Defending 'national interests', not Assad
Russian Prime Minister Dmitry Medvedev yesterday said that Russia is fighting for its national interests in Syria, not for President Bashar al-Assad.
"Of course we are not fighting for specific leaders, we are defending our national interests, on the one hand," Medvedev said in an interview to air on state television.
"And secondly, we have a request from the lawful authorities (of Syria). That is the basis we are working on," he said, quoted on the government website.
Medvedev said Russia in Syria is defending itself against the threat of Islamist extremists coming to its own country.
"The president said this: it's obvious that if we don't destroy these terrorists there, they will come to Russia."
Medvedev said that it did not matter to Russia who heads Syria in the future, as long as it is not the Islamic State jihadist group.
"Who will lead Syria should be decided by the Syrian people," Medvedev said.
On the ground, Syrian regime forces yesterday edged forward in the northern province of Aleppo with air cover from Russian warplanes, but faced fierce resistance from rebel forces in the country's centre.
Since Moscow began its air campaign in support of its Damascus ally on September 30, the army and its allies have launched four ground offensives against rebel forces in northern and central Syrian provinces of Aleppo, Hama, Homs and Latakia against al-Qaeda affiliate Al-Nusra Front and other rebel groups.
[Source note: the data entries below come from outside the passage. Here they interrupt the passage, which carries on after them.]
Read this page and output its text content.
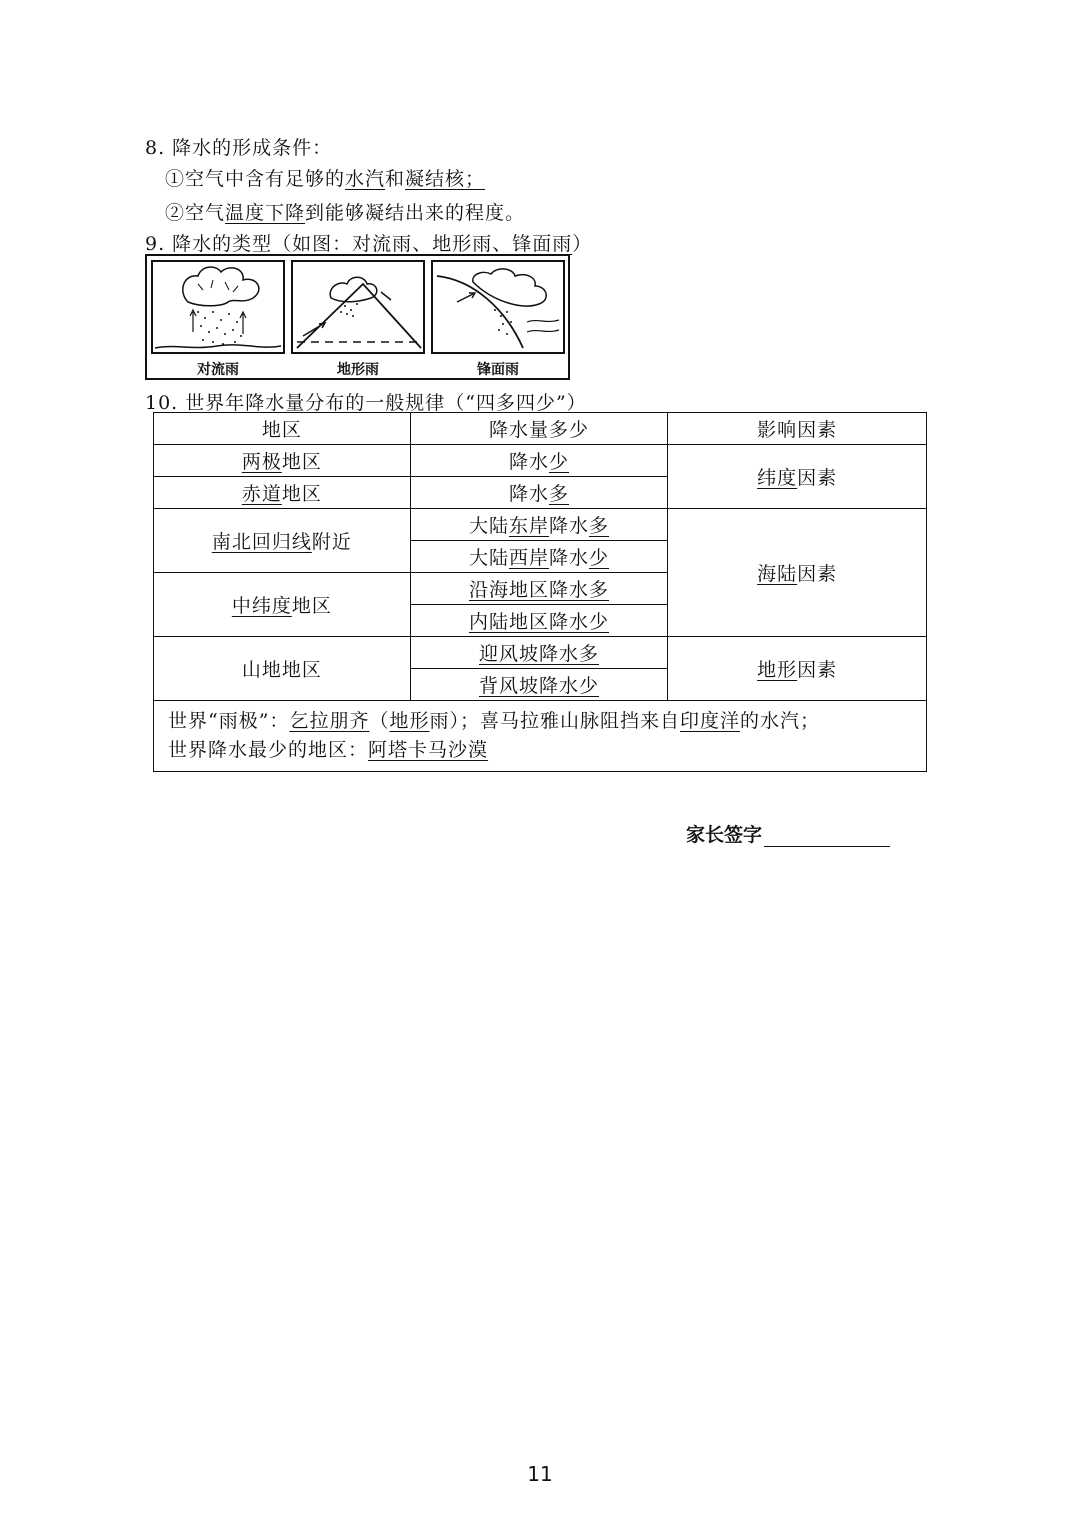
8. 降水的形成条件：
①空气中含有足够的水汽和凝结核；
②空气温度下降到能够凝结出来的程度。
9. 降水的类型（如图：对流雨、地形雨、锋面雨）
对流雨	地形雨	锋面雨
10. 世界年降水量分布的一般规律（“四多四少”）
地区	降水量多少	影响因素
两极地区	降水少	纬度因素
赤道地区	降水多	
南北回归线附近	大陆东岸降水多	海陆因素
	大陆西岸降水少	
中纬度地区	沿海地区降水多	
	内陆地区降水少	
山地地区	迎风坡降水多	地形因素
	背风坡降水少	

世界“雨极”：乞拉朋齐（地形雨）；喜马拉雅山脉阻挡来自印度洋的水汽；
世界降水最少的地区：阿塔卡马沙漠		
家长签字
11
Troops seized at least five villages and several strategic hilltops south of the city yesterday, the Syrian Observatory for Human Rights said. That brought them to the edges of Al-Hader, 25 kilometres from Aleppo.
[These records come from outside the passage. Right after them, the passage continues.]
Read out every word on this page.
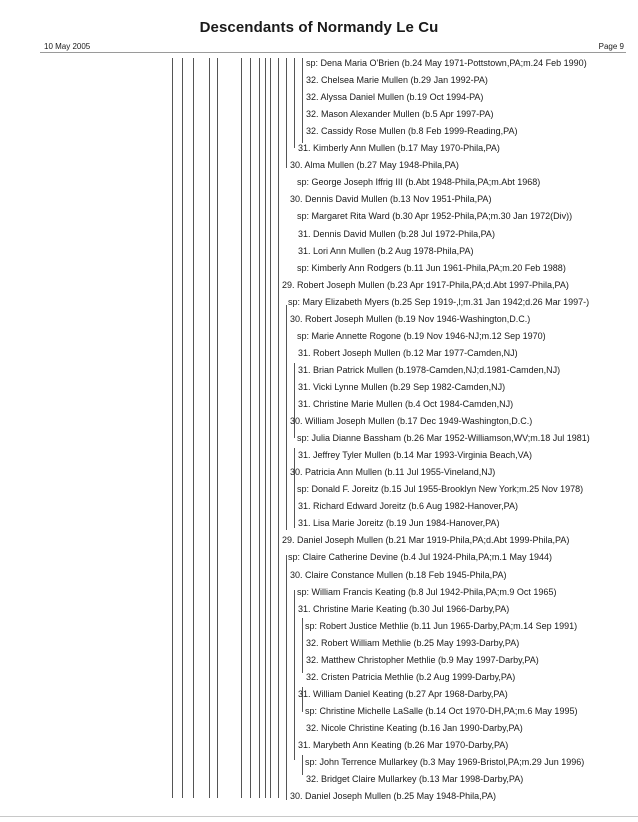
Descendants of Normandy Le Cu
10 May 2005	Page 9
sp: Dena Maria O'Brien (b.24 May 1971-Pottstown,PA;m.24 Feb 1990)
32. Chelsea Marie Mullen (b.29 Jan 1992-PA)
32. Alyssa Daniel Mullen (b.19 Oct 1994-PA)
32. Mason Alexander Mullen (b.5 Apr 1997-PA)
32. Cassidy Rose Mullen (b.8 Feb 1999-Reading,PA)
31. Kimberly Ann Mullen (b.17 May 1970-Phila,PA)
30. Alma Mullen (b.27 May 1948-Phila,PA)
sp: George Joseph Iffrig III (b.Abt 1948-Phila,PA;m.Abt 1968)
30. Dennis David Mullen (b.13 Nov 1951-Phila,PA)
sp: Margaret Rita Ward (b.30 Apr 1952-Phila,PA;m.30 Jan 1972(Div))
31. Dennis David Mullen (b.28 Jul 1972-Phila,PA)
31. Lori Ann Mullen (b.2 Aug 1978-Phila,PA)
sp: Kimberly Ann Rodgers (b.11 Jun 1961-Phila,PA;m.20 Feb 1988)
29. Robert Joseph Mullen (b.23 Apr 1917-Phila,PA;d.Abt 1997-Phila,PA)
sp: Mary Elizabeth Myers (b.25 Sep 1919-,l;m.31 Jan 1942;d.26 Mar 1997-)
30. Robert Joseph Mullen (b.19 Nov 1946-Washington,D.C.)
sp: Marie Annette Rogone (b.19 Nov 1946-NJ;m.12 Sep 1970)
31. Robert Joseph Mullen (b.12 Mar 1977-Camden,NJ)
31. Brian Patrick Mullen (b.1978-Camden,NJ;d.1981-Camden,NJ)
31. Vicki Lynne Mullen (b.29 Sep 1982-Camden,NJ)
31. Christine Marie Mullen (b.4 Oct 1984-Camden,NJ)
30. William Joseph Mullen (b.17 Dec 1949-Washington,D.C.)
sp: Julia Dianne Bassham (b.26 Mar 1952-Williamson,WV;m.18 Jul 1981)
31. Jeffrey Tyler Mullen (b.14 Mar 1993-Virginia Beach,VA)
30. Patricia Ann Mullen (b.11 Jul 1955-Vineland,NJ)
sp: Donald F. Joreitz (b.15 Jul 1955-Brooklyn New York;m.25 Nov 1978)
31. Richard Edward Joreitz (b.6 Aug 1982-Hanover,PA)
31. Lisa Marie Joreitz (b.19 Jun 1984-Hanover,PA)
29. Daniel Joseph Mullen (b.21 Mar 1919-Phila,PA;d.Abt 1999-Phila,PA)
sp: Claire Catherine Devine (b.4 Jul 1924-Phila,PA;m.1 May 1944)
30. Claire Constance Mullen (b.18 Feb 1945-Phila,PA)
sp: William Francis Keating (b.8 Jul 1942-Phila,PA;m.9 Oct 1965)
31. Christine Marie Keating (b.30 Jul 1966-Darby,PA)
sp: Robert Justice Methlie (b.11 Jun 1965-Darby,PA;m.14 Sep 1991)
32. Robert William Methlie (b.25 May 1993-Darby,PA)
32. Matthew Christopher Methlie (b.9 May 1997-Darby,PA)
32. Cristen Patricia Methlie (b.2 Aug 1999-Darby,PA)
31. William Daniel Keating (b.27 Apr 1968-Darby,PA)
sp: Christine Michelle LaSalle (b.14 Oct 1970-DH,PA;m.6 May 1995)
32. Nicole Christine Keating (b.16 Jan 1990-Darby,PA)
31. Marybeth Ann Keating (b.26 Mar 1970-Darby,PA)
sp: John Terrence Mullarkey (b.3 May 1969-Bristol,PA;m.29 Jun 1996)
32. Bridget Claire Mullarkey (b.13 Mar 1998-Darby,PA)
30. Daniel Joseph Mullen (b.25 May 1948-Phila,PA)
A US official said as many as 2,000 fighters from Iran and its regional allies were supporting the army's offensive in coordination with Russia.
He said that over the previous 24 hours, 17 rebels and eight pro-regime fighters had been killed. Some 2,000 families fled the fighting.
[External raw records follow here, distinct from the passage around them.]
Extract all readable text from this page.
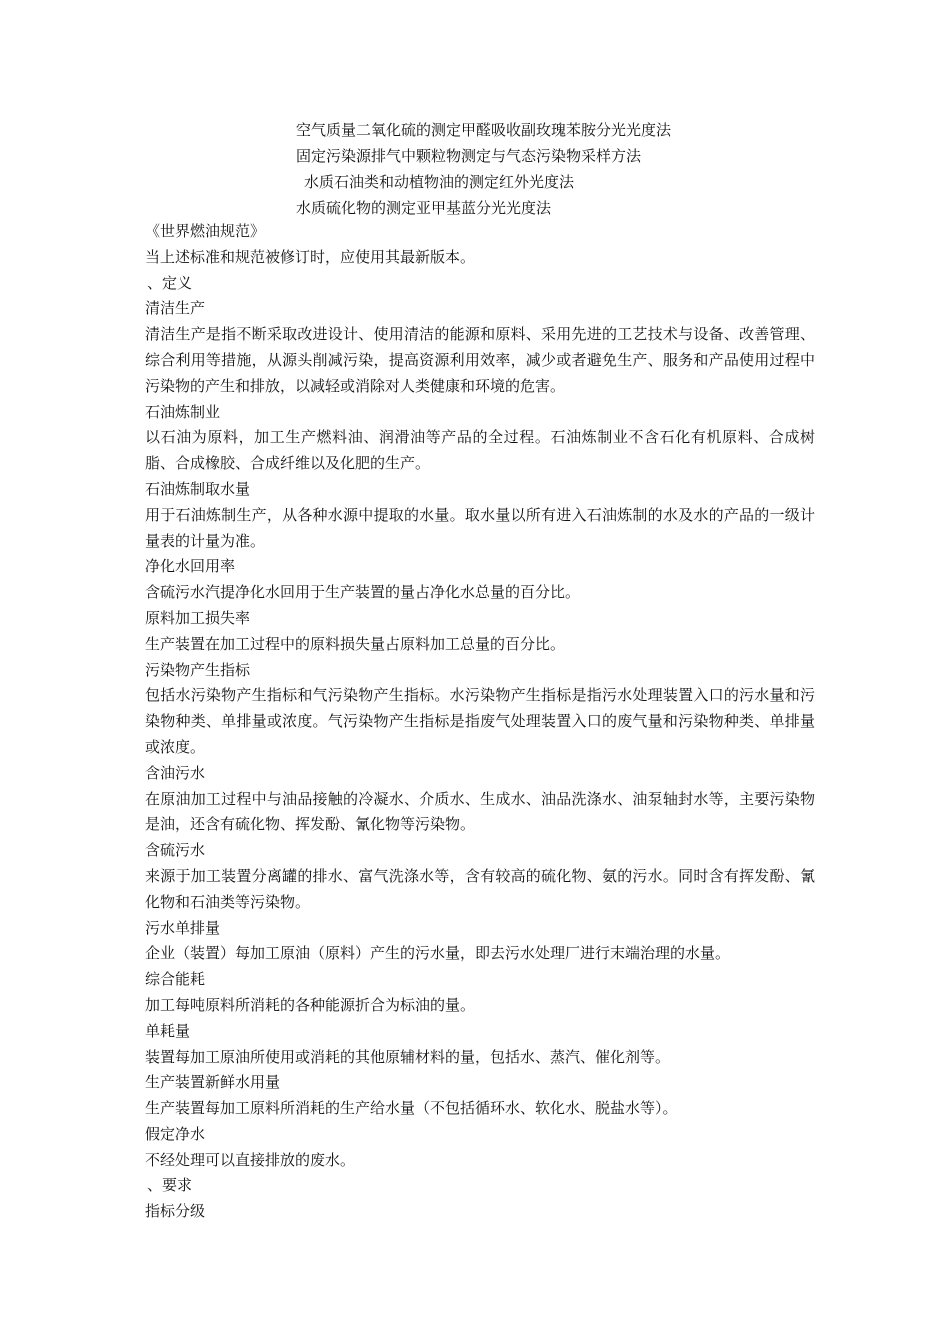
空气质量二氧化硫的测定甲醛吸收副玫瑰苯胺分光光度法
固定污染源排气中颗粒物测定与气态污染物采样方法
水质石油类和动植物油的测定红外光度法
水质硫化物的测定亚甲基蓝分光光度法

《世界燃油规范》

当上述标准和规范被修订时，应使用其最新版本。

、定义

清洁生产

清洁生产是指不断采取改进设计、使用清洁的能源和原料、采用先进的工艺技术与设备、改善管理、综合利用等措施，从源头削减污染，提高资源利用效率，减少或者避免生产、服务和产品使用过程中污染物的产生和排放，以减轻或消除对人类健康和环境的危害。

石油炼制业

以石油为原料，加工生产燃料油、润滑油等产品的全过程。石油炼制业不含石化有机原料、合成树脂、合成橡胶、合成纤维以及化肥的生产。

石油炼制取水量

用于石油炼制生产，从各种水源中提取的水量。取水量以所有进入石油炼制的水及水的产品的一级计量表的计量为准。

净化水回用率

含硫污水汽提净化水回用于生产装置的量占净化水总量的百分比。

原料加工损失率

生产装置在加工过程中的原料损失量占原料加工总量的百分比。

污染物产生指标

包括水污染物产生指标和气污染物产生指标。水污染物产生指标是指污水处理装置入口的污水量和污染物种类、单排量或浓度。气污染物产生指标是指废气处理装置入口的废气量和污染物种类、单排量或浓度。

含油污水

在原油加工过程中与油品接触的冷凝水、介质水、生成水、油品洗涤水、油泵轴封水等，主要污染物是油，还含有硫化物、挥发酚、氰化物等污染物。

含硫污水

来源于加工装置分离罐的排水、富气洗涤水等，含有较高的硫化物、氨的污水。同时含有挥发酚、氰化物和石油类等污染物。

污水单排量

企业（装置）每加工原油（原料）产生的污水量，即去污水处理厂进行末端治理的水量。

综合能耗

加工每吨原料所消耗的各种能源折合为标油的量。

单耗量

装置每加工原油所使用或消耗的其他原辅材料的量，包括水、蒸汽、催化剂等。

生产装置新鲜水用量

生产装置每加工原料所消耗的生产给水量（不包括循环水、软化水、脱盐水等）。

假定净水

不经处理可以直接排放的废水。

、要求

指标分级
In total, more than 250,000 people have been killed in the Syrian conflict since it began in March 2011.
In Iraq, Iraqi forces yesterday pressed their biggest offensive in months to resume their long-stalled northward advance and disrupt jihadist lines, security officers said.
After recapturing parts of Baiji and the huge nearby refinery complex from the Islamic State group, security and allied paramilitary forces thrust further northward up the main highway leading to Mosul.
They reached the town of Zawiyah and vowed to push on to Sharqat, the northernmost town in Salaheddin province before the border with Nineveh province, of which Mosul is the capital.
Reclaiming control of that stretch of road and the villages along it would contribute to isolating IS strongholds east of the Tigris, such as Hawijah, from the self-proclaimed caliphate's heartland on the other side of the river.